Optisch perfektes Obst und Gemüse belastet Umwelt und Klima

Umweltbundesamt und Verbraucherzentralen fordern vom Handel mehr Natürlichkeit für Äpfel, Möhren und Co.

Alle O-Töne können Sie als mp3-Datei herunterladen und für Medienberichte verwenden. Interview: 3:49 Minuten

Anmoderationsvorschlag: Perfekt gerade Möhren, Kohlrabi mit wunderschönen großen grünen Blättern oder große und komplett identische Hochglanzäpfel: Der Handel bietet dem Kunden gern makelloses und einheitliches Obst und Gemüse an.
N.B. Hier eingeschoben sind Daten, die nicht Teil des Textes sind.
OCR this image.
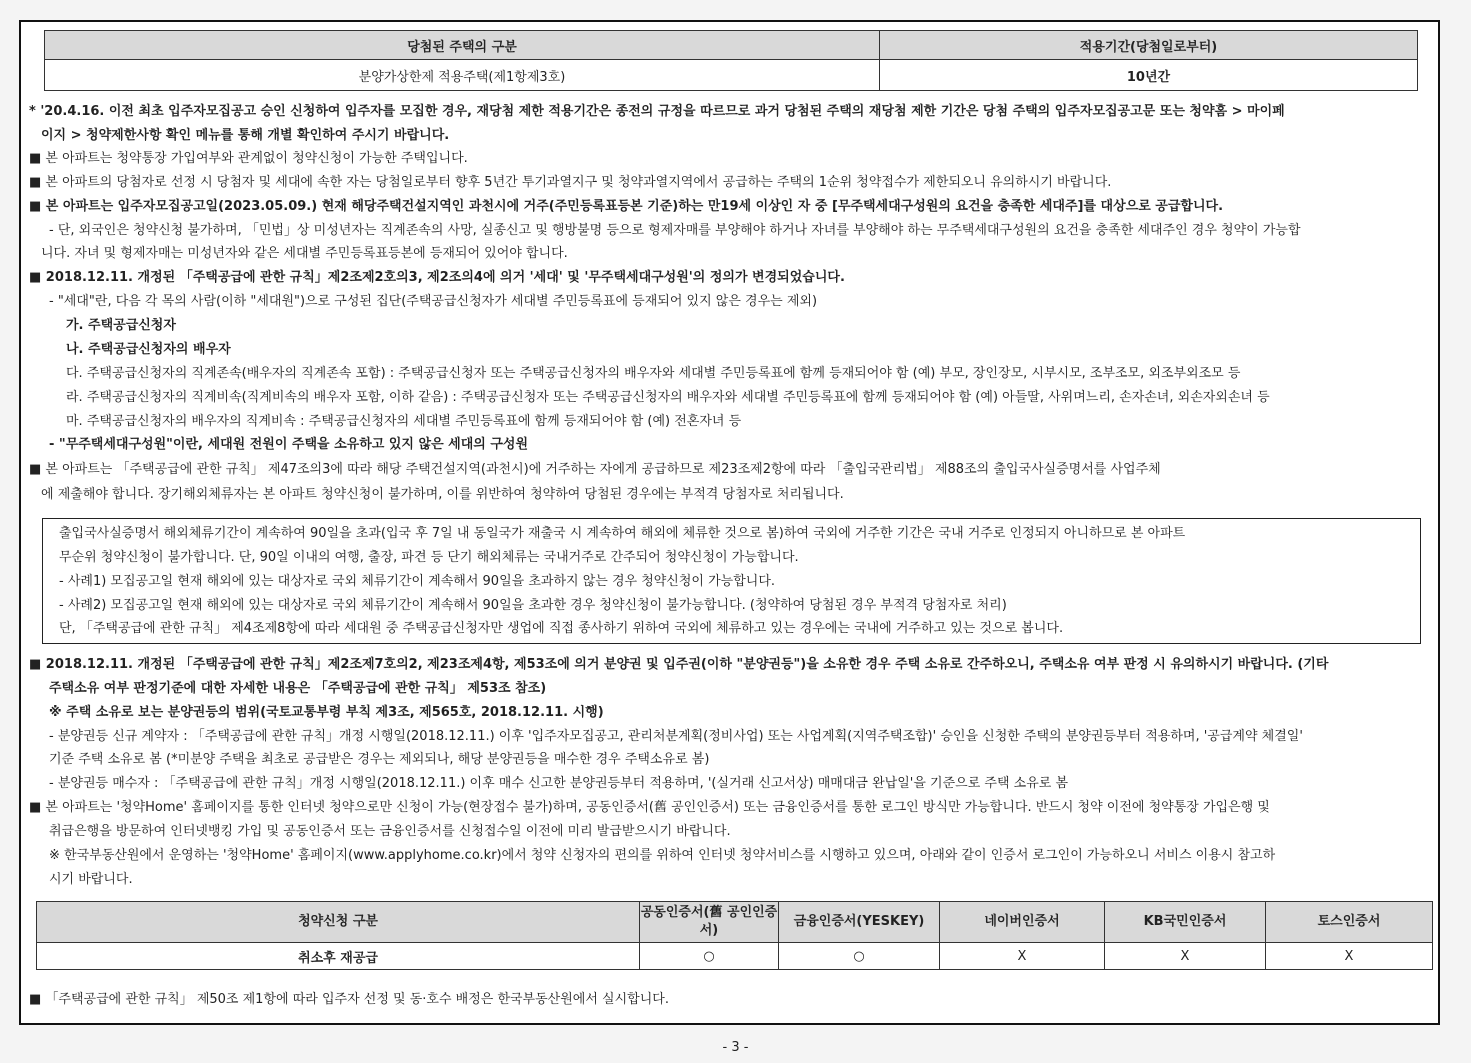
당첨된 주택의 구분	적용기간(당첨일로부터)
분양가상한제 적용주택(제1항제3호)	10년간
* '20.4.16. 이전 최초 입주자모집공고 승인 신청하여 입주자를 모집한 경우, 재당첨 제한 적용기간은 종전의 규정을 따르므로 과거 당첨된 주택의 재당첨 제한 기간은 당첨 주택의 입주자모집공고문 또는 청약홈 > 마이페
이지 > 청약제한사항 확인 메뉴를 통해 개별 확인하여 주시기 바랍니다.
■ 본 아파트는 청약통장 가입여부와 관계없이 청약신청이 가능한 주택입니다.
■ 본 아파트의 당첨자로 선정 시 당첨자 및 세대에 속한 자는 당첨일로부터 향후 5년간 투기과열지구 및 청약과열지역에서 공급하는 주택의 1순위 청약접수가 제한되오니 유의하시기 바랍니다.
■ 본 아파트는 입주자모집공고일(2023.05.09.) 현재 해당주택건설지역인 과천시에 거주(주민등록표등본 기준)하는 만19세 이상인 자 중 [무주택세대구성원의 요건을 충족한 세대주]를 대상으로 공급합니다.
- 단, 외국인은 청약신청 불가하며, 「민법」상 미성년자는 직계존속의 사망, 실종신고 및 행방불명 등으로 형제자매를 부양해야 하거나 자녀를 부양해야 하는 무주택세대구성원의 요건을 충족한 세대주인 경우 청약이 가능합
니다. 자녀 및 형제자매는 미성년자와 같은 세대별 주민등록표등본에 등재되어 있어야 합니다.
■ 2018.12.11. 개정된 「주택공급에 관한 규칙」제2조제2호의3, 제2조의4에 의거 '세대' 및 '무주택세대구성원'의 정의가 변경되었습니다.
- "세대"란, 다음 각 목의 사람(이하 "세대원")으로 구성된 집단(주택공급신청자가 세대별 주민등록표에 등재되어 있지 않은 경우는 제외)
가. 주택공급신청자
나. 주택공급신청자의 배우자
다. 주택공급신청자의 직계존속(배우자의 직계존속 포함) : 주택공급신청자 또는 주택공급신청자의 배우자와 세대별 주민등록표에 함께 등재되어야 함 (예) 부모, 장인장모, 시부시모, 조부조모, 외조부외조모 등
라. 주택공급신청자의 직계비속(직계비속의 배우자 포함, 이하 같음) : 주택공급신청자 또는 주택공급신청자의 배우자와 세대별 주민등록표에 함께 등재되어야 함 (예) 아들딸, 사위며느리, 손자손녀, 외손자외손녀 등
마. 주택공급신청자의 배우자의 직계비속 : 주택공급신청자의 세대별 주민등록표에 함께 등재되어야 함 (예) 전혼자녀 등
- "무주택세대구성원"이란, 세대원 전원이 주택을 소유하고 있지 않은 세대의 구성원
■ 본 아파트는 「주택공급에 관한 규칙」 제47조의3에 따라 해당 주택건설지역(과천시)에 거주하는 자에게 공급하므로 제23조제2항에 따라 「출입국관리법」 제88조의 출입국사실증명서를 사업주체
에 제출해야 합니다. 장기해외체류자는 본 아파트 청약신청이 불가하며, 이를 위반하여 청약하여 당첨된 경우에는 부적격 당첨자로 처리됩니다.
출입국사실증명서 해외체류기간이 계속하여 90일을 초과(입국 후 7일 내 동일국가 재출국 시 계속하여 해외에 체류한 것으로 봄)하여 국외에 거주한 기간은 국내 거주로 인정되지 아니하므로 본 아파트
무순위 청약신청이 불가합니다. 단, 90일 이내의 여행, 출장, 파견 등 단기 해외체류는 국내거주로 간주되어 청약신청이 가능합니다.
- 사례1) 모집공고일 현재 해외에 있는 대상자로 국외 체류기간이 계속해서 90일을 초과하지 않는 경우 청약신청이 가능합니다.
- 사례2) 모집공고일 현재 해외에 있는 대상자로 국외 체류기간이 계속해서 90일을 초과한 경우 청약신청이 불가능합니다. (청약하여 당첨된 경우 부적격 당첨자로 처리)
단, 「주택공급에 관한 규칙」 제4조제8항에 따라 세대원 중 주택공급신청자만 생업에 직접 종사하기 위하여 국외에 체류하고 있는 경우에는 국내에 거주하고 있는 것으로 봅니다.
■ 2018.12.11. 개정된 「주택공급에 관한 규칙」제2조제7호의2, 제23조제4항, 제53조에 의거 분양권 및 입주권(이하 "분양권등")을 소유한 경우 주택 소유로 간주하오니, 주택소유 여부 판정 시 유의하시기 바랍니다. (기타
주택소유 여부 판정기준에 대한 자세한 내용은 「주택공급에 관한 규칙」 제53조 참조)
※ 주택 소유로 보는 분양권등의 범위(국토교통부령 부칙 제3조, 제565호, 2018.12.11. 시행)
- 분양권등 신규 계약자 : 「주택공급에 관한 규칙」개정 시행일(2018.12.11.) 이후 '입주자모집공고, 관리처분계획(정비사업) 또는 사업계획(지역주택조합)' 승인을 신청한 주택의 분양권등부터 적용하며, '공급계약 체결일'
기준 주택 소유로 봄 (*미분양 주택을 최초로 공급받은 경우는 제외되나, 해당 분양권등을 매수한 경우 주택소유로 봄)
- 분양권등 매수자 : 「주택공급에 관한 규칙」개정 시행일(2018.12.11.) 이후 매수 신고한 분양권등부터 적용하며, '(실거래 신고서상) 매매대금 완납일'을 기준으로 주택 소유로 봄
■ 본 아파트는 '청약Home' 홈페이지를 통한 인터넷 청약으로만 신청이 가능(현장접수 불가)하며, 공동인증서(舊 공인인증서) 또는 금융인증서를 통한 로그인 방식만 가능합니다. 반드시 청약 이전에 청약통장 가입은행 및
취급은행을 방문하여 인터넷뱅킹 가입 및 공동인증서 또는 금융인증서를 신청접수일 이전에 미리 발급받으시기 바랍니다.
※ 한국부동산원에서 운영하는 '청약Home' 홈페이지(www.applyhome.co.kr)에서 청약 신청자의 편의를 위하여 인터넷 청약서비스를 시행하고 있으며, 아래와 같이 인증서 로그인이 가능하오니 서비스 이용시 참고하
시기 바랍니다.
청약신청 구분	공동인증서(舊 공인인증서)	금융인증서(YESKEY)	네이버인증서	KB국민인증서	토스인증서
취소후 재공급	○	○	X	X	X
■ 「주택공급에 관한 규칙」 제50조 제1항에 따라 입주자 선정 및 동·호수 배정은 한국부동산원에서 실시합니다.
- 3 -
Weil das die Umwelt und ⁠Klima⁠ aber erheblich belastet, haben Umweltbundesamt (⁠UBA⁠) und Verbraucherzentralen den Handel jetzt gemeinsam dazu aufgefordert, in Zukunft auf mehr Natürlichkeit in den Obst- und Gemüseabteilungen zu setzten. Anne Biewald vom UBA verrät Ihnen mehr dazu, hallo.

Begrüßung: "Hallo!"

1. Frau Biewald, warum gelangt Obst und Gemüse mit sehr verschiedenen Größen und Formen oder optischen Makeln meist nicht in den Handel?
O-Ton 1 (Dr. Anne Biewald, 46 Sek.): "Der Lebensmitteleinzelhandel hat an Obst und Gemüse sehr hohe Anforderungen, die oft weit über die gesetzlichen Vorgaben hinausgehen. Ein Beispiel dafür ist Brokkoli, der muss mindestens ein halbes Kilo wiegen, oder Kohlrabi, der einen Umfang von zehn bis zwölf Zentimeter hat. Solche Vorgaben gibt es aber auch für Obst: Da dürfen Äpfel zum Beispiel gar keine Schalenfehler haben. Bei Verkauf von Obst und Gemüse in allen gesetzlich definierten Handelsklassen, also auch in Klasse II, kann man aber solches Obst und Gemüse in jeder Größe und in jeder Form und auch mit optischen Makeln ganz ohne Probleme verkaufen. Für viele Obst und Gemüsesorten gilt zudem nur die allgemeine Vermarktungsnorm, bei der es überhaupt gar keine Klasseneinteilung gibt. Hier ist es nur wichtig, dass Obst und Gemüse gesund und frei von gesundheitsschädlichen Mängeln ist."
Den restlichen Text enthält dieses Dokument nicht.